We have a member who emphasizes the gut-brain connection and also thinks ketosis is too radical. I lament the loss of our two vegan posters and hope someone will step up to the plate to represent that point of view.

We have one judicious scientist who helps us assess the quality of some of the studies we discuss and reminds us occasionally that the science we're using is unsettled.

I think consensus on diet for ε4 carriers is premature and may be hazardous to our health. We have no choice but to place our personal bets each day, but I think we're safer as a group if we remain curious about and open to adopting other strategies as the science evolves. To do this, we need to cultivate courteous discussion and dissent.
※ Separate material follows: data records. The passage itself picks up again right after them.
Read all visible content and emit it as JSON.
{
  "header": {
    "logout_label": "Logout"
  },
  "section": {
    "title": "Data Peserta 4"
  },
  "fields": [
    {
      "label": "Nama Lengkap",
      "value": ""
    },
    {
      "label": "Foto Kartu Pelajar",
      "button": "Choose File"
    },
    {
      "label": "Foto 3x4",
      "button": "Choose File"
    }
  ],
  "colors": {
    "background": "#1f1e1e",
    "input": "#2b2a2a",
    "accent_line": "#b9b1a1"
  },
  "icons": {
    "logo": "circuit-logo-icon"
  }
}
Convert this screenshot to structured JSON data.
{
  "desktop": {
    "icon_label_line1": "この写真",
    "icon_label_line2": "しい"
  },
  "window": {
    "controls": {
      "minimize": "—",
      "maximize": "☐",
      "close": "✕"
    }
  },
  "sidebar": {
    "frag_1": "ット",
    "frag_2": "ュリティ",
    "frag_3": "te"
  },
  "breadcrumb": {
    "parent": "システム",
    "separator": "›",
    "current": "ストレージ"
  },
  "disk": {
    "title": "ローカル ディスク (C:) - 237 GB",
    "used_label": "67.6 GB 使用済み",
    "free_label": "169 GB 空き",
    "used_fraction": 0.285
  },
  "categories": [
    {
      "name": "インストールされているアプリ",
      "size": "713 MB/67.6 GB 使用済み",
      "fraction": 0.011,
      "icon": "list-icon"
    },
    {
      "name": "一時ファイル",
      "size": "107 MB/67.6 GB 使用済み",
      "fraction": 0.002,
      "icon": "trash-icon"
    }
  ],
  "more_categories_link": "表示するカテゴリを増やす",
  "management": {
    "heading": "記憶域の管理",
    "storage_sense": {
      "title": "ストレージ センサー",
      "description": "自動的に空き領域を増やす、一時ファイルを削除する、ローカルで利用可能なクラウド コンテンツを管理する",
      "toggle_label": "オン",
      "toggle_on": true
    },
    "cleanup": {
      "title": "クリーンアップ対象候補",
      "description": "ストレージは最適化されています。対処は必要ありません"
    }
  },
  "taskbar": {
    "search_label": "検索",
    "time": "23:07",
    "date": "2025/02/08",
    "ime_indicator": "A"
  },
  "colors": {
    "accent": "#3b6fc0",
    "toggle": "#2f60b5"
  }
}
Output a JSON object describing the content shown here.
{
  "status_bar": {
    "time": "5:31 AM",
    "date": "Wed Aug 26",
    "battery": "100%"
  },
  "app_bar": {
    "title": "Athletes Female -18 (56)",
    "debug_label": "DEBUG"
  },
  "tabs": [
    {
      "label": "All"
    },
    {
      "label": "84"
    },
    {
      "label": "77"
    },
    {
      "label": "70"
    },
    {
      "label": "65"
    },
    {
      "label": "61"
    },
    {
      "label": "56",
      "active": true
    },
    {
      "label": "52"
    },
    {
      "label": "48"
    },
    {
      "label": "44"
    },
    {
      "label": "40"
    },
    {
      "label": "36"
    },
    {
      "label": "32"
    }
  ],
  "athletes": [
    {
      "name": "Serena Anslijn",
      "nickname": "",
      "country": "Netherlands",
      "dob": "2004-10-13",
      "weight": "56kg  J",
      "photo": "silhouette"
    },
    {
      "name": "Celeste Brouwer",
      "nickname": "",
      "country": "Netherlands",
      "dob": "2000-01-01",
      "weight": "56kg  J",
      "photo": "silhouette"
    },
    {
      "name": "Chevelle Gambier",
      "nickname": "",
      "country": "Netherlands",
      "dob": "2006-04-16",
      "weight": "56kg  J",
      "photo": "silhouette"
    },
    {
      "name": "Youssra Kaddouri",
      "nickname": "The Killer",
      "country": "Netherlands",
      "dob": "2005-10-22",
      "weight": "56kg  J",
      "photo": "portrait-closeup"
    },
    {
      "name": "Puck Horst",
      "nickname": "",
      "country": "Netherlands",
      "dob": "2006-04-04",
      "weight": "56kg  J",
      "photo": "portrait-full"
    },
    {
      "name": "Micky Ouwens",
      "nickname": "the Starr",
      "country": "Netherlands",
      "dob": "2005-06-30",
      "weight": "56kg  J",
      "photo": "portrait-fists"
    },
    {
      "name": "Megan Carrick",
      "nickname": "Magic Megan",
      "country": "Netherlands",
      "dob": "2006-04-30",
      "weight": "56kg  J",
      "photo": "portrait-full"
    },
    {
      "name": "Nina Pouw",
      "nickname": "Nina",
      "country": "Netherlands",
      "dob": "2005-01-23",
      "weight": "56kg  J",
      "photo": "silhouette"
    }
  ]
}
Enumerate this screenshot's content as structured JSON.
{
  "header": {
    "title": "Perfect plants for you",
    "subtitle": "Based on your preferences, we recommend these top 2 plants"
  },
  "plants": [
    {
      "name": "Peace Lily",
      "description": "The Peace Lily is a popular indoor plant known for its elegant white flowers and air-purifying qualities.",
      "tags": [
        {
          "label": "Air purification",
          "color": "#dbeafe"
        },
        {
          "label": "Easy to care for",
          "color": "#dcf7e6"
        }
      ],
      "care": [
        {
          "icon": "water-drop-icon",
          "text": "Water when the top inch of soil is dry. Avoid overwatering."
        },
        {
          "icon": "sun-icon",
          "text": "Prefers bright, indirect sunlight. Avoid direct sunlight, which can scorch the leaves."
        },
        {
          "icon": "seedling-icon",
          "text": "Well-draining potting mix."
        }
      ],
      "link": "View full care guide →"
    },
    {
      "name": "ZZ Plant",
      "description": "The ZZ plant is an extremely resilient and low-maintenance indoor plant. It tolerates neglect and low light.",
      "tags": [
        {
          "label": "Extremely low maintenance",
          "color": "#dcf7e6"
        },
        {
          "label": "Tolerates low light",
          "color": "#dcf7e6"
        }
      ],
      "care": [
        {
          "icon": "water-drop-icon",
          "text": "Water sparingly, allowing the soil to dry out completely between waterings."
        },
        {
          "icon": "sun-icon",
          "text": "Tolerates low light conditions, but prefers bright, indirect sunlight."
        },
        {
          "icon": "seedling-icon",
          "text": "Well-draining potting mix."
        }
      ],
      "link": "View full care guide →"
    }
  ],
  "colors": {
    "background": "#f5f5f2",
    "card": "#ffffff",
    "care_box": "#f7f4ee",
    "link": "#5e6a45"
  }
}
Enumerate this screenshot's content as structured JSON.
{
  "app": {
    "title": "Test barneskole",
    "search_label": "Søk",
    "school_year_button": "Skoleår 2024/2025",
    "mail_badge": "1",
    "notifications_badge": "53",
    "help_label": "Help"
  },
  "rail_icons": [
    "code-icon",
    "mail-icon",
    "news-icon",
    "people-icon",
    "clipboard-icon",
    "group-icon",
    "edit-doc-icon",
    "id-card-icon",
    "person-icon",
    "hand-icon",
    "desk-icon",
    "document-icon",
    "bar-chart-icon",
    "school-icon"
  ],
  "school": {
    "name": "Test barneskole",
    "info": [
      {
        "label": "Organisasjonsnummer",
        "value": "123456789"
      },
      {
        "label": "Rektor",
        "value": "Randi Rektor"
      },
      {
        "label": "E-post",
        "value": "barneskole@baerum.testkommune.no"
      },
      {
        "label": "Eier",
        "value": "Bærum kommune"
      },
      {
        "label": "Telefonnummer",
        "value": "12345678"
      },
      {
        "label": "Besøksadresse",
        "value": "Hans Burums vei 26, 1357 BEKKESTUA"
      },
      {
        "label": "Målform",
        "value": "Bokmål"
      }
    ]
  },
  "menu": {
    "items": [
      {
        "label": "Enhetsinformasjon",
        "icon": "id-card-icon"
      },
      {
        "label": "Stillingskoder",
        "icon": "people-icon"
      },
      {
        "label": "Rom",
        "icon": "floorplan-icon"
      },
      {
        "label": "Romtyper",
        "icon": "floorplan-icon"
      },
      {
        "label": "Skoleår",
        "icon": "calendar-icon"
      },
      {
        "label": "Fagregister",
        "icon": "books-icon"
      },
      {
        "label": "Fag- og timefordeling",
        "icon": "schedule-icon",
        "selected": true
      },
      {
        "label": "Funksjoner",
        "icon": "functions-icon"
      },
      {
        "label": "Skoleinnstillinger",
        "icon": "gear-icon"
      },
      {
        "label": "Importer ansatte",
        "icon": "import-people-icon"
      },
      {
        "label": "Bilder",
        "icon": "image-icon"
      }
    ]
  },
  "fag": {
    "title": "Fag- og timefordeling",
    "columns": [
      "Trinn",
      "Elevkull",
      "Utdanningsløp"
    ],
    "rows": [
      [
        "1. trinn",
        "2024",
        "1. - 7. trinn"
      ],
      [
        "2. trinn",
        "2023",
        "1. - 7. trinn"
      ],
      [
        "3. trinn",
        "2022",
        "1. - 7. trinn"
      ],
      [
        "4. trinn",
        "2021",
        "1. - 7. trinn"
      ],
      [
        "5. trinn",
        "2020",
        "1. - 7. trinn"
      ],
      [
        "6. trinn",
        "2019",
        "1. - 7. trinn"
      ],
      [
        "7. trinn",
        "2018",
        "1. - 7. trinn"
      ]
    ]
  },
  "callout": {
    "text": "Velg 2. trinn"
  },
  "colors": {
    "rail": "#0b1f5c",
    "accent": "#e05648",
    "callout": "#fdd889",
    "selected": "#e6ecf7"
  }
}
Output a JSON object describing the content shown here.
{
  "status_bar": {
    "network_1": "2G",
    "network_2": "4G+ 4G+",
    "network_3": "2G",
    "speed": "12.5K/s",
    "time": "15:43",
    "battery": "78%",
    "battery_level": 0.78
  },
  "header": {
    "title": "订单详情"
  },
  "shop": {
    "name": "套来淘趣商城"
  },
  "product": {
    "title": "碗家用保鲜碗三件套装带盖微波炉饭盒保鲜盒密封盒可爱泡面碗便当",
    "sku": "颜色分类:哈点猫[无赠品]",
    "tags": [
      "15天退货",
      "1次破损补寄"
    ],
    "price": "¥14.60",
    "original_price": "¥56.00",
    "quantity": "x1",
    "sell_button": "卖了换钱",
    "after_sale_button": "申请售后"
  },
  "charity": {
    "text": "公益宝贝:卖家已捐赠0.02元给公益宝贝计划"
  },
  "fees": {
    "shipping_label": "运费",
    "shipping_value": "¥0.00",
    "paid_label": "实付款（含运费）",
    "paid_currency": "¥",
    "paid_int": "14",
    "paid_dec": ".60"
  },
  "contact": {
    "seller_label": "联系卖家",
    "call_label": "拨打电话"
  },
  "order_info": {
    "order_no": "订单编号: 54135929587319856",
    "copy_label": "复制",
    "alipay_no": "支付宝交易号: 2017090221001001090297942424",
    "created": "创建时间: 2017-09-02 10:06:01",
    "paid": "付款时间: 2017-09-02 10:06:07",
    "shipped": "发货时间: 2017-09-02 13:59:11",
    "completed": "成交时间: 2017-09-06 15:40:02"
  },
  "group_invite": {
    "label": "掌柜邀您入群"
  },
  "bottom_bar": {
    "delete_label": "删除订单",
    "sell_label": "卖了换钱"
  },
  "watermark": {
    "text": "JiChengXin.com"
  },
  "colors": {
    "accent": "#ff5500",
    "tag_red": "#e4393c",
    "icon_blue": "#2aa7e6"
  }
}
Regarding Dr. Perlmutter's views, our community guidelines say, "Disagree with ideas, NOT people. This applies not only to members of our community, but also to the various expert opinions shared." The value Julie obtained personally from her relationship with Dr. Perlmutter is not relevant - it's all about courtesy. If we're to engage with and be taken seriously by people who focus professionally in this area, we have to be respectful when we disagree.

I value this forum highly for its dedication to primary sources, civil tone, and diversity of opinion. I have not seen another place quite like it. I am glad you strode into our china shop and broke some of our intellectual crockery, and I hope you'll continue along with us.